Not surprisingly, evidence has begun to emerge that Chalabi is, once again, involved in corrupt activity. Two contracts worth a total of $400 million have recently been awarded to a start-up company run by Chalabi’s old friend and business partner, Abdul Huda Farouki. One of the contracts was for securing Iraq’s oil infrastructure. Members of Chalabi’s militia now staff Farouki’s security force, which guards a number of oil installations and pipelines. Newsday cited an “industry source” who claimed that Chalabi received a $2 million kickback for ensuring that his friend won the contract.

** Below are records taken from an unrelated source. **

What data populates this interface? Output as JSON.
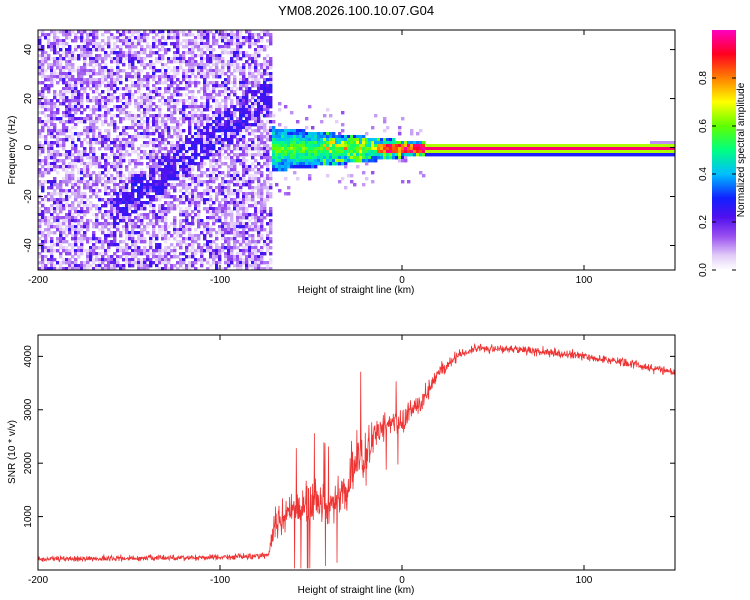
{
  "figure": {
    "title": "YM08.2026.100.10.07.G04"
  },
  "colors": {
    "series": "#ee3333",
    "axis": "#000000",
    "background": "#ffffff"
  },
  "chart_data": [
    {
      "type": "heatmap",
      "title": "YM08.2026.100.10.07.G04",
      "xlabel": "Height of straight line (km)",
      "ylabel": "Frequency (Hz)",
      "xlim": [
        -200,
        150
      ],
      "ylim": [
        -50,
        48
      ],
      "xticks": [
        "-200",
        "-100",
        "0",
        "100"
      ],
      "yticks": [
        "-40",
        "-20",
        "0",
        "20",
        "40"
      ],
      "xtick_values": [
        -200,
        -100,
        0,
        100
      ],
      "ytick_values": [
        -40,
        -20,
        0,
        20,
        40
      ],
      "colorbar": {
        "label": "Normalized spectral amplitude",
        "range": [
          0.0,
          1.0
        ],
        "ticks": [
          "0.0",
          "0.2",
          "0.4",
          "0.6",
          "0.8"
        ],
        "tick_values": [
          0.0,
          0.2,
          0.4,
          0.6,
          0.8
        ],
        "colormap": "rainbow (white-lavender-purple-blue-cyan-green-yellow-red-magenta)"
      },
      "regions": [
        {
          "x_range": [
            -200,
            -73
          ],
          "description": "broadband noise, amplitude ~0.05-0.15"
        },
        {
          "x_range": [
            -73,
            10
          ],
          "description": "signal converging toward 0 Hz"
        },
        {
          "x_range": [
            10,
            150
          ],
          "description": "strong narrow line at 0 Hz, amplitude ~1.0"
        }
      ]
    },
    {
      "type": "line",
      "xlabel": "Height of straight line (km)",
      "ylabel": "SNR (10 * v/v)",
      "xlim": [
        -200,
        150
      ],
      "ylim": [
        0,
        4400
      ],
      "xticks": [
        "-200",
        "-100",
        "0",
        "100"
      ],
      "yticks": [
        "1000",
        "2000",
        "3000",
        "4000"
      ],
      "xtick_values": [
        -200,
        -100,
        0,
        100
      ],
      "ytick_values": [
        1000,
        2000,
        3000,
        4000
      ],
      "series": [
        {
          "name": "SNR",
          "x": [
            -200,
            -150,
            -100,
            -80,
            -73,
            -70,
            -60,
            -50,
            -40,
            -30,
            -25,
            -20,
            -15,
            -10,
            -5,
            0,
            5,
            10,
            20,
            30,
            40,
            50,
            60,
            80,
            100,
            120,
            150
          ],
          "y": [
            200,
            220,
            240,
            260,
            300,
            900,
            1100,
            1300,
            1200,
            1500,
            2100,
            2000,
            2600,
            2700,
            2800,
            2700,
            3000,
            3100,
            3700,
            4000,
            4150,
            4150,
            4130,
            4080,
            4000,
            3900,
            3700
          ],
          "noise_amplitude": [
            80,
            80,
            80,
            80,
            100,
            500,
            500,
            600,
            500,
            600,
            800,
            700,
            400,
            400,
            350,
            350,
            300,
            300,
            200,
            150,
            120,
            120,
            120,
            120,
            120,
            120,
            120
          ]
        }
      ]
    }
  ]
}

Chalabi is widely despised by ordinary Iraqis. He topped the list in a recent opinion poll in which respondents were asked who was the least trusted political figure in Iraq. Viewed as nothing more than a puppet of the Bush administration, Chalabi’s ritual denial of any desire to rule Iraq is regarded as a diplomatic ploy. “George Washington turned [the presidency] down many times,” his chief aide, Francis Brooke, told Business Week. “I wouldn’t be surprised if the Iraqi people prevail on [Chalabi].”

Reports have recently surfaced, however, that Chalabi may be used as a scapegoat for the failure to find any weapons of mass destruction, and could be sidelined after the UN-supervised sham transfer of “sovereignty”, scheduled for June 30. Time has reported that “revelations that the INC provided the Administration with faulty pre-war intelligence have forced even his former Pentagon pals to back away. Says a White House aide: ‘I’m not sure how many friends he has anymore’.”

There are others in the US political establishment who are loath to part with such a long-standing ally.

The Wall Street Journal, for example, has condemned any move to replace Chalabi and other trusted Governing Council members. “It often seems that some US officials have more respect for Iraqis who hate us than those who share our values,” its April 20 editorial stated.

Chalabi’s “shared values” with the Bush administration will see him prosecuted for war crimes against the Iraqi people in any genuinely free and democratic Iraq.